Modern Languages and Literatures, Department of

 

Regionalism and the Radio: Breton Broadcasts and the Decentralization of French Airwaves

Annie deSaussure, Lafayette College

Copyright © 2020 Annie deSaussure

Abstract

In December 1946, a young professor of lettres at the University of Rennes, Pierre Jakez-Hélias, accepted a new, non-academic professional appointment. Hélias, a native Breton speaker born in the pays bigouden in southwest Finistère in 1914, had worked his way up the echelons of French academia before accepting the position of director of “émissions en langue bretonne” at radio Quimer’ch (Hélias, 143). A year later, Hélias voluntarily abandoned his position at the University of Rennes to relocate to Quimper in western Finistère. Though he continued to teach at the Ecole Normale d’Instituteurs de Quimper, this role was secondary to his recent transition to radio. This move from Rennes to Quimper allowed Hélias to re-immerse himself in his native Breton language, fulfilling his desire to:

[…] résider en pays bretonnant, tout près de mon village natal, en mesure de parler breton tous les jours et en contact permanent avec des jeunes gens dont la plupart étaient d’origine populaire et bretonnante (147).

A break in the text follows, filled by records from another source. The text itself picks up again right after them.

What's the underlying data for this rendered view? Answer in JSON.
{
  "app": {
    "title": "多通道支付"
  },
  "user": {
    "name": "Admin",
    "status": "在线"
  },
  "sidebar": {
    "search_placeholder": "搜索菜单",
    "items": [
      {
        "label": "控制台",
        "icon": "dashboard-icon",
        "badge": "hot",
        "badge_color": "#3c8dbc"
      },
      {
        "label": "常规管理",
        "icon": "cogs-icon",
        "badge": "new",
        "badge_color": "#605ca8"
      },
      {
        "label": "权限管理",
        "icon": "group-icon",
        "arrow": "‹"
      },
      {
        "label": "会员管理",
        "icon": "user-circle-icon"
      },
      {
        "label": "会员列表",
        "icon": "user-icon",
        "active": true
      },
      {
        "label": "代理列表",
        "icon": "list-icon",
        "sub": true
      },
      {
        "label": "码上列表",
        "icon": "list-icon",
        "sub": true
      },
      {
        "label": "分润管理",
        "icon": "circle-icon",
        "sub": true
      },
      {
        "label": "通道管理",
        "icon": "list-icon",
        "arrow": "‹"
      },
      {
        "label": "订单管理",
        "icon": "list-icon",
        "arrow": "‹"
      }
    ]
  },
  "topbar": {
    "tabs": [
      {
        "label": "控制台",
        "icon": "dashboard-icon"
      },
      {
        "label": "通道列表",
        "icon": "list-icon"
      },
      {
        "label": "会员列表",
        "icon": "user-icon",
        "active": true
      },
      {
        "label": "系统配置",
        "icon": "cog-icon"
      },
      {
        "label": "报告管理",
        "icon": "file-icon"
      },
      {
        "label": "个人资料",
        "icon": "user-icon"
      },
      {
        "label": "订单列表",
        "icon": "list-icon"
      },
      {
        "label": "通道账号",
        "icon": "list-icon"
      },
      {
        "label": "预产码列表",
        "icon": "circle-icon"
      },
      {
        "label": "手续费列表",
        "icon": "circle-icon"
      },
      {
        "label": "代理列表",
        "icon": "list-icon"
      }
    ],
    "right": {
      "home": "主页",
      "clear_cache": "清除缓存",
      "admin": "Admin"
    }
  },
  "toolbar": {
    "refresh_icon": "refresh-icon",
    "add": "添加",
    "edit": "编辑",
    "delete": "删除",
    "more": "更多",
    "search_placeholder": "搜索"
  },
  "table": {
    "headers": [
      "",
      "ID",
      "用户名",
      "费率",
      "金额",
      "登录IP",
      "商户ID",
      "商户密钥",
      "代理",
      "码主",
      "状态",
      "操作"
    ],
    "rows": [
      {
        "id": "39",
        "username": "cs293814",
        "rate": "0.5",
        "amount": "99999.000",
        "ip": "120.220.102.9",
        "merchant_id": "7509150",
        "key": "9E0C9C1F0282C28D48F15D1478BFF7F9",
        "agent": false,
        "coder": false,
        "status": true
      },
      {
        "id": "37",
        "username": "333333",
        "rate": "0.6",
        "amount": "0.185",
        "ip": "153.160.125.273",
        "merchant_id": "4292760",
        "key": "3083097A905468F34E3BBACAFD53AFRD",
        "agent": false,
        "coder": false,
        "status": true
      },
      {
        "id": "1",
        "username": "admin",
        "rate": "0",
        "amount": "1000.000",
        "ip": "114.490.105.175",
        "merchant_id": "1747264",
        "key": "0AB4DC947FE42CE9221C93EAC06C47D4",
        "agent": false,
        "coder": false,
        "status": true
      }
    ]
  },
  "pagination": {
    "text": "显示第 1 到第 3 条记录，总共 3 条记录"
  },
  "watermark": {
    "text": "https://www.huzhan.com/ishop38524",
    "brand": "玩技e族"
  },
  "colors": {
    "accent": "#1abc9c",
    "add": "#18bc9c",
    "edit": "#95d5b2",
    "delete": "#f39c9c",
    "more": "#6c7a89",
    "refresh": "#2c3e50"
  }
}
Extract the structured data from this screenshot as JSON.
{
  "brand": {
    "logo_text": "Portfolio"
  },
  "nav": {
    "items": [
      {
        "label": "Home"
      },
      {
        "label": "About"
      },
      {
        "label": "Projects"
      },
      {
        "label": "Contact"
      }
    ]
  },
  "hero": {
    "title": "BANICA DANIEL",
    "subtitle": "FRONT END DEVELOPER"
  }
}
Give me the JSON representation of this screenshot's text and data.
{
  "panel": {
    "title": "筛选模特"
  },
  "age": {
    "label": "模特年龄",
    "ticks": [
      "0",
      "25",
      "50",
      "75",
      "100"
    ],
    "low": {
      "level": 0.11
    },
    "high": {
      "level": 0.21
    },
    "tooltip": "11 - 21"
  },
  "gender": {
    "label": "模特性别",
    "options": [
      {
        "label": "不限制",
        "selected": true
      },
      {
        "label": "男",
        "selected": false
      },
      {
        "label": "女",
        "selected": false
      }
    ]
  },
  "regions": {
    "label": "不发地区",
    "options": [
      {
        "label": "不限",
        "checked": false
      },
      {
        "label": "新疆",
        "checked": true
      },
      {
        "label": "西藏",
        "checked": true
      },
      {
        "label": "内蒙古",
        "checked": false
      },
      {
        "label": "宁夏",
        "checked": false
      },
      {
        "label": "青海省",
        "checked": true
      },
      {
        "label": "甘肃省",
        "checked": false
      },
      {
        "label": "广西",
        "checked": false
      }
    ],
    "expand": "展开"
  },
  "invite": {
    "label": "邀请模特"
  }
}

Living once again among Breton speakers and developing a weekly radio program in the Breton language for the increasingly aging, Breton-speaking population became Hélias’s primary professional endeavor for the next fourteen years, until 1959. These radio programs put him on the map, making Pierre Jakez-Hélias or Jakez, as he was known on the air, something of a local celebrity. In 1975, with the publication of his memoires, Le Cheval d’Orgueil, Hélias’s name became synonymous with the Breton language and culture and captured national and even international attention. By the second half of the 20th century, Hélias came to represent nostalgia for a presumably dead or dying culture and language, the remanence of the Breton language and civilization which, during the industrialization and modernization of France in the 1970s, captivated the nation’s imagination. Per Jakez’s memoires became a national bestseller and were translated into eighteen languages and even adapted for the silver screen, creating a portal into a culture of an earlier time that seemed far enough removed from the present to be foreign and even exotic.